Here’s another example. I was in a store a month or so ago and their radio was on and--watch out, this is going to come off as very callous--the DJ was talking about the late Larry King while he was still in the hospital. “Please keep Larry King in your prayers,” she had the audacity to say. My prayers?! Just a week ago you were all scoffing at the man for flying private! Sure, he may have been a sweet guy, but never in a million years would he have thought about any one of us! At best, he’d throw your GoFundMe a Benjamin for clout, but never would God hear your name from his mouth.
So, the celebrities are winning.
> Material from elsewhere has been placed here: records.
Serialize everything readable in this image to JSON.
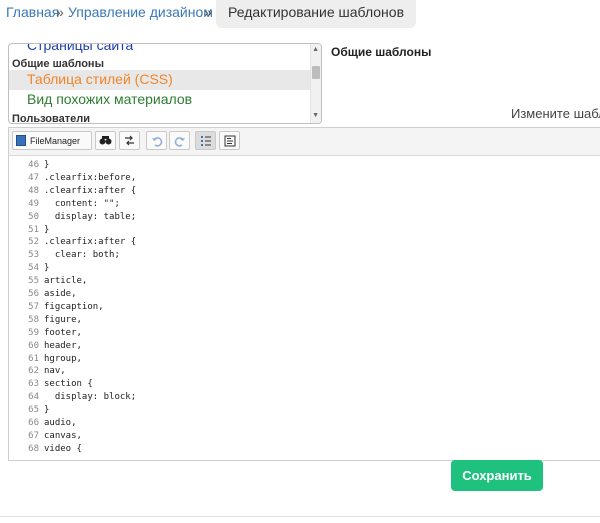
{
  "breadcrumb": {
    "home": "Главная",
    "separator": "»",
    "design": "Управление дизайном",
    "current": "Редактирование шаблонов"
  },
  "templates": {
    "page_item": "Страницы сайта",
    "group_general": "Общие шаблоны",
    "css_item": "Таблица стилей (CSS)",
    "similar_item": "Вид похожих материалов",
    "group_users": "Пользователи"
  },
  "section_title": "Общие шаблоны",
  "change_text": "Измените шабл",
  "toolbar": {
    "filemanager_label": "FileManager",
    "icons": [
      "search-icon",
      "replace-icon",
      "undo-icon",
      "redo-icon",
      "line-numbers-icon",
      "preview-icon"
    ]
  },
  "editor": {
    "lines": [
      {
        "n": "46",
        "code": "}"
      },
      {
        "n": "47",
        "code": ".clearfix:before,"
      },
      {
        "n": "48",
        "code": ".clearfix:after {"
      },
      {
        "n": "49",
        "code": "  content: \"\";"
      },
      {
        "n": "50",
        "code": "  display: table;"
      },
      {
        "n": "51",
        "code": "}"
      },
      {
        "n": "52",
        "code": ".clearfix:after {"
      },
      {
        "n": "53",
        "code": "  clear: both;"
      },
      {
        "n": "54",
        "code": "}"
      },
      {
        "n": "55",
        "code": "article,"
      },
      {
        "n": "56",
        "code": "aside,"
      },
      {
        "n": "57",
        "code": "figcaption,"
      },
      {
        "n": "58",
        "code": "figure,"
      },
      {
        "n": "59",
        "code": "footer,"
      },
      {
        "n": "60",
        "code": "header,"
      },
      {
        "n": "61",
        "code": "hgroup,"
      },
      {
        "n": "62",
        "code": "nav,"
      },
      {
        "n": "63",
        "code": "section {"
      },
      {
        "n": "64",
        "code": "  display: block;"
      },
      {
        "n": "65",
        "code": "}"
      },
      {
        "n": "66",
        "code": "audio,"
      },
      {
        "n": "67",
        "code": "canvas,"
      },
      {
        "n": "68",
        "code": "video {"
      }
    ]
  },
  "save_button": "Сохранить",
  "colors": {
    "link": "#3a78b9",
    "accent_orange": "#f0852b",
    "green_item": "#2e7d32",
    "save_green": "#1fc17e"
  }
}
They always will and it just bugs me. I don’t even know what to say anymore, because it’s such a rock and a hard place situation. I don’t hate Ashton Kutcher. I don’t hate Mila Kunis--and the commercial wouldn’t have made sense without Shaggy... but what if it was a couple the public arbitrarily doesn’t like? Kim and Kanye, say? Would it have worked? Of course not. It only works if it isn’t a celebrity couple, or if it was one that everyone wants to think would be friends with them. Obviously, Cheetos opted for the latter.
And for that... I will never forgive them.